UnDeuxTroisCatsSank · 12/02/2016 19:45

It was written as satire, but the satire no longer works because the precise thing he describes (gun violence in the classroom) is now sadly all too common.

And yes, there's alliteration and hyperbole but if a primary teacher can't find another poem to teach alliteration and hyperbole, it's a bad do.

So the satire no longer works, the imagery could be disturbing and the alliteration is very obvious. Not much to recommend it.

The teacher should choose another poem.

ravenAK · 12/02/2016 20:11

Actually toffeeboffin, the lyrics to The Wall are included ib the same unit of work as The Lesson.

Well, they were at my last school. Can't recall where we pinched the Scheme of Learning from - it wasn't boring enough to be DofE, so probably www.teachit.co.uk or TES.

YoureAllABunchOfBastards · 12/02/2016 21:01

Satire should always be studied in the context in which it was written.

snowymountaintops · 13/02/2016 15:01

The idea of finding it remotely funny is just ludicrous. I would go mad if this poem were used at my DC's school. Agree that in the '70's it might have been more of a remote concept, sadly not so now. I would never ever have found it amusing though it's just horrible.

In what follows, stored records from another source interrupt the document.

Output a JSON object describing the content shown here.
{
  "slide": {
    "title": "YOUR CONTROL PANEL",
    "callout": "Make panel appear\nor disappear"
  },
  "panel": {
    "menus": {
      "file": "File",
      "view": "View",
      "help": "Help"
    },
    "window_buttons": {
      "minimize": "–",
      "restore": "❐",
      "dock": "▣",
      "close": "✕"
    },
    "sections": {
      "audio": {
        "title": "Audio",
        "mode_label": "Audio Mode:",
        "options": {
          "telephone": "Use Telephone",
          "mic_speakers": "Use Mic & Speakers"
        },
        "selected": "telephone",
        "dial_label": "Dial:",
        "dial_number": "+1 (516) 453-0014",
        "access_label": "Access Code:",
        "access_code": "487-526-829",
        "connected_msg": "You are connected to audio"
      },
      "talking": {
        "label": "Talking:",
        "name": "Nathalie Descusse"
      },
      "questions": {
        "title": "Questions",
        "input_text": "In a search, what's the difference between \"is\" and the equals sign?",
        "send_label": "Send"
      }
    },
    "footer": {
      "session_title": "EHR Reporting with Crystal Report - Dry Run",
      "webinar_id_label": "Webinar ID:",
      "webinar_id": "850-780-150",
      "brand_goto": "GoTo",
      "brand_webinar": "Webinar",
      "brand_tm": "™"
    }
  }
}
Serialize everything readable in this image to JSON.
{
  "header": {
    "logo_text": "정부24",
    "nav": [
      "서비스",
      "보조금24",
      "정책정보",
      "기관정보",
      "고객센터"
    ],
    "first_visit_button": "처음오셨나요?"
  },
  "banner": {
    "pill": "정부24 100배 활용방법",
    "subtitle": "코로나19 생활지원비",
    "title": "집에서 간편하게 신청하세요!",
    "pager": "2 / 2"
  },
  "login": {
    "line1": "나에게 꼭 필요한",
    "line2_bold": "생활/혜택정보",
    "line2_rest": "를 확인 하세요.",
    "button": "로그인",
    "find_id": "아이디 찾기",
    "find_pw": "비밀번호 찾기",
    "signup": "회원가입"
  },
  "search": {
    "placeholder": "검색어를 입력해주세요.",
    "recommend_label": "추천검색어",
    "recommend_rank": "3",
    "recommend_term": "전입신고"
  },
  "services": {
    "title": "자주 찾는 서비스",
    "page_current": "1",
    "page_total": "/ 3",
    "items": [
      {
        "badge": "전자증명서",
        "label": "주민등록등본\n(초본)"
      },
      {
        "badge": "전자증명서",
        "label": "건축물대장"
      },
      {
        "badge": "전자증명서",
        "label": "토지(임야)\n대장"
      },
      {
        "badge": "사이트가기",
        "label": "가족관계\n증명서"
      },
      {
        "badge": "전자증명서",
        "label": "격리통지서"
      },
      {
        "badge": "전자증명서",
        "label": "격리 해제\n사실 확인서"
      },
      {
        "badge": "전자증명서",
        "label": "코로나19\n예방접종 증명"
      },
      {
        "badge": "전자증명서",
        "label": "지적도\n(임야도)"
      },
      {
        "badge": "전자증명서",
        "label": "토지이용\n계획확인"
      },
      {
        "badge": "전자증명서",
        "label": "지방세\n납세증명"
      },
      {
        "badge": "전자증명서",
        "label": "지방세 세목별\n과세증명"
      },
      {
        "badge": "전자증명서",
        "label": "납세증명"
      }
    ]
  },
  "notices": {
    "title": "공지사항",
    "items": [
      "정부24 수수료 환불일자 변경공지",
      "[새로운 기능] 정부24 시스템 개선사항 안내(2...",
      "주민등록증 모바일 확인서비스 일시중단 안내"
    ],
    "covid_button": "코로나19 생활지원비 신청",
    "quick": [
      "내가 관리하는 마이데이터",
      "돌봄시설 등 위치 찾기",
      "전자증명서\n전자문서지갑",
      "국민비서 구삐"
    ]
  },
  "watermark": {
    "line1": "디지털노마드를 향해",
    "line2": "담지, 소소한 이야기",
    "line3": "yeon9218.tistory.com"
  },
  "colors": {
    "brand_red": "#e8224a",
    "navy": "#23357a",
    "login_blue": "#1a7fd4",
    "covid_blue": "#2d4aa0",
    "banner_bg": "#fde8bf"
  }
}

Postchildrenpregranny · 13/02/2016 15:41

I agree snowy And yes before anyone asks, I do understand satire

dunblanemum · 13/02/2016 15:55

I have name changed for this. I am absolutely not a pearl clutcher but that is a horrible, horrible poem to give to children. I say this as someone whose child actually did have a bullet put in their head at Dunblane primary. Reading that poem made me feel physically sick.